The message is that there is an objective reality, separate from our social construction, and that that reality is knowable and real and can (and should) be acted upon. That’s the anti-Luddite way, the Capitalist Realist way, embodied by Margaret Thatcher’s famous aphorism “There is no alternative” (by which she meant, Stop trying to imagine an alternative).
Time and again, the real world disappoints people who insist that the abstract perfection of numbers means that our physical world is governed by crisp absolutes.
That’s a staple of hacker tales and hacker fiction. Sure, “The street finds its own use for things,” but how?
“Evaluating Physical-Layer BLE Location Tracking Attacks on Mobile Devices” is a paper by a group of brilliant UCSD security researchers, accepted for the 2022 IEEE Symposium on Security and Privacy (DOI: 10.1109/SP46214.2022.00030).
The researchers investigate the security of the kind of “zero-knowledge” Bluetooth tracking systems that are used for Covid exposure-tracking apps and find-my-stuff gadgets like the Apple AirTag. These systems deploy incredibly clever cryptographic protocols that let each gadget transmit an ever-changing series of serial numbers that other devices record and report to a centralized database.

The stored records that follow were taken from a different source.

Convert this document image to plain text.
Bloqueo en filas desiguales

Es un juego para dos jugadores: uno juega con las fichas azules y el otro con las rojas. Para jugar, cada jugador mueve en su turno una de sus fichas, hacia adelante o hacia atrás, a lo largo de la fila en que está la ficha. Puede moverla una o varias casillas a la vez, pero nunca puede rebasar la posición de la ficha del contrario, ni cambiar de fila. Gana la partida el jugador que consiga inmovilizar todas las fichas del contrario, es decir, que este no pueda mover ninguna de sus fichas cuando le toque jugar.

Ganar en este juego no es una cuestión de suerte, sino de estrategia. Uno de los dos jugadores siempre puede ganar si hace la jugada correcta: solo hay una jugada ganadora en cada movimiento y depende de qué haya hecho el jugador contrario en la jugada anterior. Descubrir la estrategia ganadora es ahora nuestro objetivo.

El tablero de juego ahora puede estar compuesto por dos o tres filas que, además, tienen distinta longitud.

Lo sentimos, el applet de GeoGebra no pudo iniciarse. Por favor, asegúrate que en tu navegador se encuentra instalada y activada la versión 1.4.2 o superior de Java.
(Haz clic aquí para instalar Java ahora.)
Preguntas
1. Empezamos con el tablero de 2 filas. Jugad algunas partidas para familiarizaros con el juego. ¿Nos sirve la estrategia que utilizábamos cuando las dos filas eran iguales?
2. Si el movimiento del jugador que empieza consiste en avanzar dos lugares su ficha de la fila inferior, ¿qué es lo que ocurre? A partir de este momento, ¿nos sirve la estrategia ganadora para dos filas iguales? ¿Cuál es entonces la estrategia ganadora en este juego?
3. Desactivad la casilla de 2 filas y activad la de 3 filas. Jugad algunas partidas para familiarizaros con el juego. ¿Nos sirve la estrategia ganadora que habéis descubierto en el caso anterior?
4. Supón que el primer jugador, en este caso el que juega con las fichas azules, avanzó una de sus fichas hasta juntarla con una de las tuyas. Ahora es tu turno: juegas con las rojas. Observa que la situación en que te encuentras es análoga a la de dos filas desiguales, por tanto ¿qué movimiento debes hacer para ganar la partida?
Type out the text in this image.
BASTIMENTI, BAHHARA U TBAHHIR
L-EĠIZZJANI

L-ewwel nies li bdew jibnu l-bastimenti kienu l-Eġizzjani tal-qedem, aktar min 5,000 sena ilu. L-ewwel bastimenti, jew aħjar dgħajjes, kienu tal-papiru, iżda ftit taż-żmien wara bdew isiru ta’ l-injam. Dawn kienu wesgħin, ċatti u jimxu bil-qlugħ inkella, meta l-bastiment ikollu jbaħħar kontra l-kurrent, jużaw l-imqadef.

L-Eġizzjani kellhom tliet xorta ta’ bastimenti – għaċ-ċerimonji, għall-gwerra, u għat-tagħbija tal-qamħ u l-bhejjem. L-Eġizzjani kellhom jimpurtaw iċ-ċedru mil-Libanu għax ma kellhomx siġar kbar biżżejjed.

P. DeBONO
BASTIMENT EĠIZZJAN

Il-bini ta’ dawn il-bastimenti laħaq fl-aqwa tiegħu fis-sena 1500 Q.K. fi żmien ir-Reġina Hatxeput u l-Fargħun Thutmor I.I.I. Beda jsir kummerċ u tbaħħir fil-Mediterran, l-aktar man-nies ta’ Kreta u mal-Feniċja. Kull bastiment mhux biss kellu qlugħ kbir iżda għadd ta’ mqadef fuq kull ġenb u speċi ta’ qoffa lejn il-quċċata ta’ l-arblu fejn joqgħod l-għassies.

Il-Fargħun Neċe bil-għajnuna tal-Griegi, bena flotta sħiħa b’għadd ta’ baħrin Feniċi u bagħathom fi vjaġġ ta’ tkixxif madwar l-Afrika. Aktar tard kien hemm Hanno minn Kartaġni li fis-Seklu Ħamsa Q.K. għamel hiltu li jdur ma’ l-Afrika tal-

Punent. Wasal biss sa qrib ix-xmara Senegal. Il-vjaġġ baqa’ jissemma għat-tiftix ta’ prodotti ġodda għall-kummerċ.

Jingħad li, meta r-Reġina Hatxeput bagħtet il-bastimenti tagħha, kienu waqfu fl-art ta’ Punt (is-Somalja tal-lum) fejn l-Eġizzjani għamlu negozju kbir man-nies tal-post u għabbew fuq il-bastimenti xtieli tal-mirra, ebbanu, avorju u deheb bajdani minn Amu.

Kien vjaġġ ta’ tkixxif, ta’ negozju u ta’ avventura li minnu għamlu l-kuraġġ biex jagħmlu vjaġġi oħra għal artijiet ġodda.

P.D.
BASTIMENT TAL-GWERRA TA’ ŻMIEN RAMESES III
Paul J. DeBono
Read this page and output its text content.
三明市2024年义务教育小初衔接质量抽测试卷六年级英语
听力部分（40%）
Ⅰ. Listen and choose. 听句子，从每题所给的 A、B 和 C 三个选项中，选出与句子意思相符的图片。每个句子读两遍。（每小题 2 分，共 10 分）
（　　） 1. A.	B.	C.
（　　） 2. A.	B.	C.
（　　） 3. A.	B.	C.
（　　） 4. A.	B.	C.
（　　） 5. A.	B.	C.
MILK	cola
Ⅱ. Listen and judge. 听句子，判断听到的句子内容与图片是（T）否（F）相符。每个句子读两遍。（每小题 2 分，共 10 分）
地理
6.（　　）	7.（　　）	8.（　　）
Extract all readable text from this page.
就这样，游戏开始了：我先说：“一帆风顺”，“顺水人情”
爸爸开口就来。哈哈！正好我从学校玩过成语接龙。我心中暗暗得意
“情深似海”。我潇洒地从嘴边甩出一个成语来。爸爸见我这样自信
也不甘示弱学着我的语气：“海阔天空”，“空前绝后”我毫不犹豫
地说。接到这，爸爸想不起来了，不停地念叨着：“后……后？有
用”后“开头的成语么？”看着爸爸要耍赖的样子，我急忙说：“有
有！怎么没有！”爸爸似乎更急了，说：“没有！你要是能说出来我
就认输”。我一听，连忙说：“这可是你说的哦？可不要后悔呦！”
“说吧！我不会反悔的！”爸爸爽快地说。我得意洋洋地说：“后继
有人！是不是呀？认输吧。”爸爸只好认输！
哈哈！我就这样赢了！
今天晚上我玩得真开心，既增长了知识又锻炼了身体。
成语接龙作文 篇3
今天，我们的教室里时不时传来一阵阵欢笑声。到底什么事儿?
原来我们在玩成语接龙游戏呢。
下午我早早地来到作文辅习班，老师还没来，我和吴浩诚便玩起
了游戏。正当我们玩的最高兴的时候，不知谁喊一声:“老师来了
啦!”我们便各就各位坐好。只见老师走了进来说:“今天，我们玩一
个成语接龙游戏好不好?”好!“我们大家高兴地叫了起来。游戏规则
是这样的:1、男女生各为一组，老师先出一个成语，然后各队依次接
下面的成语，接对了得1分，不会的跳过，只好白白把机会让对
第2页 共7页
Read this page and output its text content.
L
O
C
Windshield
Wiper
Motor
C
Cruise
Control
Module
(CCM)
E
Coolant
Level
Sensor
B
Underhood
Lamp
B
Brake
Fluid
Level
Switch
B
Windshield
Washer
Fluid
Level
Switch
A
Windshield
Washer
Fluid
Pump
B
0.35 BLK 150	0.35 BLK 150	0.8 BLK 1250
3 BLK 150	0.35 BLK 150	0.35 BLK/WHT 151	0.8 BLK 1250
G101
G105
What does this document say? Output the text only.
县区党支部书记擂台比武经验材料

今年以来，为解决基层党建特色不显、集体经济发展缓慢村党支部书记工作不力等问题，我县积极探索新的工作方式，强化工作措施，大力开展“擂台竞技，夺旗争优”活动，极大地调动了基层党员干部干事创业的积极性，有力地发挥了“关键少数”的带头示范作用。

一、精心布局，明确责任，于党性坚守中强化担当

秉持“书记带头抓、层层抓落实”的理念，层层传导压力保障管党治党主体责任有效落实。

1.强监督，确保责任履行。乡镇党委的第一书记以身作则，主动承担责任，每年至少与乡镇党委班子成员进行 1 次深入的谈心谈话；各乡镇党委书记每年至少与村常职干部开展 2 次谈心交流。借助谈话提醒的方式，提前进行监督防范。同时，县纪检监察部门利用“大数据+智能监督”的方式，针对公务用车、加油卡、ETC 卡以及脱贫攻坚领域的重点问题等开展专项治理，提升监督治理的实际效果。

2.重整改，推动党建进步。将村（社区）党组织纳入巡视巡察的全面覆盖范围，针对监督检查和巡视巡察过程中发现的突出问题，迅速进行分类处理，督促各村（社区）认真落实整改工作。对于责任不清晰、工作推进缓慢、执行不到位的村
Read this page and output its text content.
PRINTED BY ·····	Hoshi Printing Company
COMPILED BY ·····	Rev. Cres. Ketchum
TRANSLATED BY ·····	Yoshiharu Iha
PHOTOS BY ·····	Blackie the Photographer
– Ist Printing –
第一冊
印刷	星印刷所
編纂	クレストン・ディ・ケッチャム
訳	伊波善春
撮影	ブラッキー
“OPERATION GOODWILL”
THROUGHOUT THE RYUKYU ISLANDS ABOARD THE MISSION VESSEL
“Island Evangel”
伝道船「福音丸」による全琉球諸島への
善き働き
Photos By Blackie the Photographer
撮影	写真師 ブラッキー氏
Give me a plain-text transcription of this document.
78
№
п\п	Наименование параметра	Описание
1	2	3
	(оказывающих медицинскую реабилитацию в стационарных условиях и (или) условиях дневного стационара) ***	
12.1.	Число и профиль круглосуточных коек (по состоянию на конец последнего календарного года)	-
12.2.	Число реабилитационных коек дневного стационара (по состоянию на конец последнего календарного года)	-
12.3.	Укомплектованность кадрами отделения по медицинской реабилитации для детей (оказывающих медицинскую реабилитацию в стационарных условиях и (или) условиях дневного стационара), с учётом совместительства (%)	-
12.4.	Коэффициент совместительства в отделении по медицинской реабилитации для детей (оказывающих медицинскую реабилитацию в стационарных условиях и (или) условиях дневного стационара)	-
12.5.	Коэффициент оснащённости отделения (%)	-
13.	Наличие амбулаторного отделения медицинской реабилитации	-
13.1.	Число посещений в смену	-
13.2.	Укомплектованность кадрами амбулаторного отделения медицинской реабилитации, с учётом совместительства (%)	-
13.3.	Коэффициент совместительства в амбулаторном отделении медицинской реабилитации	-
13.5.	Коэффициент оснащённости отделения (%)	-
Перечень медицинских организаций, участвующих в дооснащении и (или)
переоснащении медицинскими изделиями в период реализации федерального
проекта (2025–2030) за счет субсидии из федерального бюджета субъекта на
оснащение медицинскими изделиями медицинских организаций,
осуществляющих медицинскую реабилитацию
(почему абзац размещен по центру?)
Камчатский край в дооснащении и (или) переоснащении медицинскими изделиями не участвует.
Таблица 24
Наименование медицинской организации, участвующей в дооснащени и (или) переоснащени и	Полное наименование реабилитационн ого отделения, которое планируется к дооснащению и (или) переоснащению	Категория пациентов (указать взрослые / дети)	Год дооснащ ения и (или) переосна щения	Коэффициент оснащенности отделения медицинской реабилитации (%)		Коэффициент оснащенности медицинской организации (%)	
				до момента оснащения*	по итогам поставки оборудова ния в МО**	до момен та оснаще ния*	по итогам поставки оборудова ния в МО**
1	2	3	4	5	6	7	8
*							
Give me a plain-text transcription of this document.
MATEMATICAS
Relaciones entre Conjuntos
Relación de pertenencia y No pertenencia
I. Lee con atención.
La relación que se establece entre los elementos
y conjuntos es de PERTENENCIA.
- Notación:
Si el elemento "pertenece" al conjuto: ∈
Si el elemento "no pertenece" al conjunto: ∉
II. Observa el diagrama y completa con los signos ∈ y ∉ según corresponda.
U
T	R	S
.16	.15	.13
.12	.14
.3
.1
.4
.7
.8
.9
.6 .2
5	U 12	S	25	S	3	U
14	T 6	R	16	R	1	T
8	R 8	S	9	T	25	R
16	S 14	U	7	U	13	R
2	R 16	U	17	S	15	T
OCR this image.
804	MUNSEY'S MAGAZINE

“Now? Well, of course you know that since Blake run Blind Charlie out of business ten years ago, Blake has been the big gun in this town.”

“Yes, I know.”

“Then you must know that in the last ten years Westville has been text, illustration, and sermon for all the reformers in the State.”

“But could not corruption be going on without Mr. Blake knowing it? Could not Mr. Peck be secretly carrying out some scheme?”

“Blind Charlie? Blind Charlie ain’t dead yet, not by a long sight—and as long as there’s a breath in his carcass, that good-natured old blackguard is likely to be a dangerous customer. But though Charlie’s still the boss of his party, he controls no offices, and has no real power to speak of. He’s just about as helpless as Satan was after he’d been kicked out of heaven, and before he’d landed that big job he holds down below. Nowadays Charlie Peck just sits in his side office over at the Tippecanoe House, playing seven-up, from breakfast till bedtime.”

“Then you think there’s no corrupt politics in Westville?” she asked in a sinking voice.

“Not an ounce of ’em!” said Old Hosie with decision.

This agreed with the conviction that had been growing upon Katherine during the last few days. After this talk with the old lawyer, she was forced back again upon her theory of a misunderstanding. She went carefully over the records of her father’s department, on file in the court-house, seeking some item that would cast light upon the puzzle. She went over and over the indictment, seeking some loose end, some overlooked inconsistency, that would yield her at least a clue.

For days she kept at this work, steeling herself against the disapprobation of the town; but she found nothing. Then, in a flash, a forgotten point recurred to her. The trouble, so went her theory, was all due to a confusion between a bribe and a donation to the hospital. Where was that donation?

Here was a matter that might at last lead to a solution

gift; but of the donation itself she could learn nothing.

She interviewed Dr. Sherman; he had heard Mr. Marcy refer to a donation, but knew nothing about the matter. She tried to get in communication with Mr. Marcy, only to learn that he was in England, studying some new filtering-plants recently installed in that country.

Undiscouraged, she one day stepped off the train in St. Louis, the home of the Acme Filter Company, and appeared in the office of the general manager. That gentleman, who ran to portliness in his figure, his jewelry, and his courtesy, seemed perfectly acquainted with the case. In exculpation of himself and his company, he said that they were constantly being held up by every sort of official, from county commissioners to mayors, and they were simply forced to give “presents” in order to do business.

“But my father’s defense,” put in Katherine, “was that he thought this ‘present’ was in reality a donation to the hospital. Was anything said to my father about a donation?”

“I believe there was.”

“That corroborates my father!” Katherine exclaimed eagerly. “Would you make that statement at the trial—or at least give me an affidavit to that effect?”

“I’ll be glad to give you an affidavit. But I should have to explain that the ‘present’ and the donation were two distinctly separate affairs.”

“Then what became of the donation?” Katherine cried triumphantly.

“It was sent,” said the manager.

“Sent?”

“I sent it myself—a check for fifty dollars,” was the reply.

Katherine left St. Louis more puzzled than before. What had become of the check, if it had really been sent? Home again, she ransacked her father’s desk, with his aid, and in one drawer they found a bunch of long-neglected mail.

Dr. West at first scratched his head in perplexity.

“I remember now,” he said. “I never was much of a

When you, the owner of an AirTag, need to find your keys, you query the database with a secret cryptographic key that allows you to unlock only those entries that refer to your thing. The maintainer of the database doesn’t know who you are until that moment, doesn’t even know that a series of database entries all refer to the same thing. It’s a way to anonymously track the locations of billions of items worldwide, or to anonymously allow people to move through space and then get an alert when someone they were close to is diagnosed with an airborne contagious disease.
The underlying cryptography in these systems appears to be as solid as its creators claim. Really, it’s an amazing piece of engineering.